Illustration by Taylor Jones for the Hoover Digest  

In response to those economists, including Senator Phil Gramm, who have been saying that the Social Security “trust fund” is a myth, Kiplinger’s magazine sent a reporter down to Parkersburg, West Virginia, to photograph the trust fund. He came back with a picture of the securities in that trust fund, as well as a diagram of the safe in which these securities are kept and a picture of the computer that keeps track of the Social Security trust fund.

The March issue of Kiplinger’s even gave us the latitude and longitude of Parkersburg, in case we want to go there and check it out. Yes, Virginia, there is a trust fund—or is there?

Let us think the unthinkable, that there is no Social Security trust fund. Where would the baby boomers’ pensions come from? From money that will arrive in Washington after they retire.

However, since we have photographic proof that there is so a trust fund, where will the baby boomers’ pensions come from? From money that will arrive in Washington after they retire. It seems that the distinction between a trust fund and no trust fund is one of those “distinctions without a difference” that lawyers talk about.

As a purely formal paper transaction there is a trust fund. Money comes in from the millions of paychecks from which there has been withholding under the Federal Insurance Contributions Act—the FICA listed on paycheck stubs. The Social Security system then uses this money to buy interest-bearing securities from the Treasury Department. When cash is needed to pay retirees, some of these securities are sold to get the money to pay them their Social Security pensions.

Still looking at form, rather than substance, this system has the further political advantage that the securities held by the Social Security system are not counted as part of the national debt, because it is one government agency owing money to another. What that means is that, when the government spends more money than it receives in taxes— which it is still doing, despite the official budget “surplus”—it spends money from FICA to cover the difference and gives the Social Security trust fund an IOU that does not count as an IOU in figuring the annual deficit or the accumulated national debt.

If only we could all make our debts disappear so conveniently!
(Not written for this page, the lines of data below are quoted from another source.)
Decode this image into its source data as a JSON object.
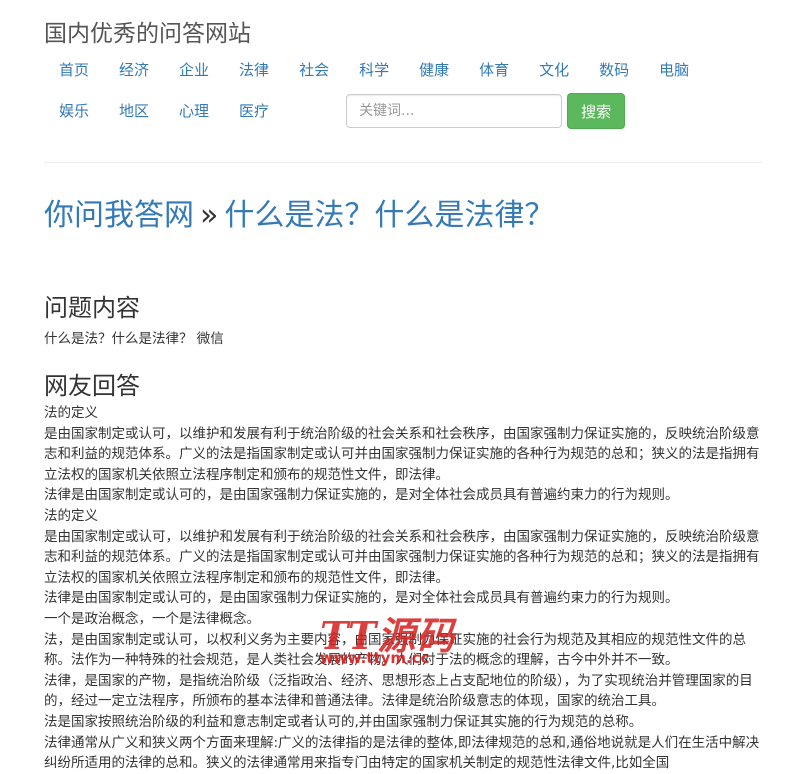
{
  "site": {
    "title": "国内优秀的问答网站"
  },
  "nav": {
    "row1": [
      "首页",
      "经济",
      "企业",
      "法律",
      "社会",
      "科学",
      "健康",
      "体育",
      "文化",
      "数码",
      "电脑"
    ],
    "row2": [
      "娱乐",
      "地区",
      "心理",
      "医疗"
    ]
  },
  "search": {
    "placeholder": "关键词...",
    "button": "搜索"
  },
  "breadcrumb": {
    "site": "你问我答网",
    "separator": "»",
    "question": "什么是法？什么是法律？"
  },
  "question": {
    "heading": "问题内容",
    "text": "什么是法？什么是法律？ 微信"
  },
  "answers": {
    "heading": "网友回答",
    "paragraphs": [
      "法的定义",
      "是由国家制定或认可，以维护和发展有利于统治阶级的社会关系和社会秩序，由国家强制力保证实施的，反映统治阶级意志和利益的规范体系。广义的法是指国家制定或认可并由国家强制力保证实施的各种行为规范的总和；狭义的法是指拥有立法权的国家机关依照立法程序制定和颁布的规范性文件，即法律。",
      "法律是由国家制定或认可的，是由国家强制力保证实施的，是对全体社会成员具有普遍约束力的行为规则。",
      "法的定义",
      "是由国家制定或认可，以维护和发展有利于统治阶级的社会关系和社会秩序，由国家强制力保证实施的，反映统治阶级意志和利益的规范体系。广义的法是指国家制定或认可并由国家强制力保证实施的各种行为规范的总和；狭义的法是指拥有立法权的国家机关依照立法程序制定和颁布的规范性文件，即法律。",
      "法律是由国家制定或认可的，是由国家强制力保证实施的，是对全体社会成员具有普遍约束力的行为规则。",
      "一个是政治概念，一个是法律概念。",
      "法，是由国家制定或认可，以权利义务为主要内容，由国家强制力保证实施的社会行为规范及其相应的规范性文件的总称。法作为一种特殊的社会规范，是人类社会发展的产物。人们对于法的概念的理解，古今中外并不一致。",
      "法律，是国家的产物，是指统治阶级（泛指政治、经济、思想形态上占支配地位的阶级），为了实现统治并管理国家的目的，经过一定立法程序，所颁布的基本法律和普通法律。法律是统治阶级意志的体现，国家的统治工具。",
      "法是国家按照统治阶级的利益和意志制定或者认可的,并由国家强制力保证其实施的行为规范的总称。",
      "法律通常从广义和狭义两个方面来理解:广义的法律指的是法律的整体,即法律规范的总和,通俗地说就是人们在生活中解决纠纷所适用的法律的总和。狭义的法律通常用来指专门由特定的国家机关制定的规范性法律文件,比如全国"
    ]
  },
  "watermark": {
    "text": "TT源码",
    "url": "www.ttym.cc"
  }
}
Turning from form to substance, what the government is doing is spending the Social Security money for current outlays, not only for pensions to retirees, but also for everything from congressional junkets to nuclear missiles. What is left in the trust fund for future retirees, including the large and much-feared baby boomer generation whose pensions are scheduled to cost trillions in the twenty-first century?

What is left is a promise to pay them. That is precisely what would be left if there were no Social Security trust fund. Treasury securities are nothing more than claims against future revenues from general taxation. Social Security can of course also draw against the continuing inflow of FICA from workers, but everybody knows that this source will be completely inadequate to pay what will be owed to the baby boomers.

The staggering amounts needed to make up the difference—greater than the costs of financing a major war—will have to come from somewhere. Either there will be huge increases in tax rates on those still working or some form of welshing on the promises made to retirees. No doubt there will be creative compromisers who will come up with some judicious blend of higher taxes and partial defaults, whether by inflation to reduce the real value of the pensions, an older retirement age, or higher taxes on Social Security income, in order to take back with one hand part of what was given to retirees with the other.

No matter how it is done, it will always be possible to photograph the checks that Social Security recipients receive, thereby “proving” that there has been no default. The question is how much comfort and reassurance that will be to a generation that knows it has been cheated of what they were promised and paid for, even if they cannot follow the accounting sleight-of-hand by which it was done.

No, Virginia, there really is no Social Security trust fund. Politicians have already spent it, behind their smoke and mirrors.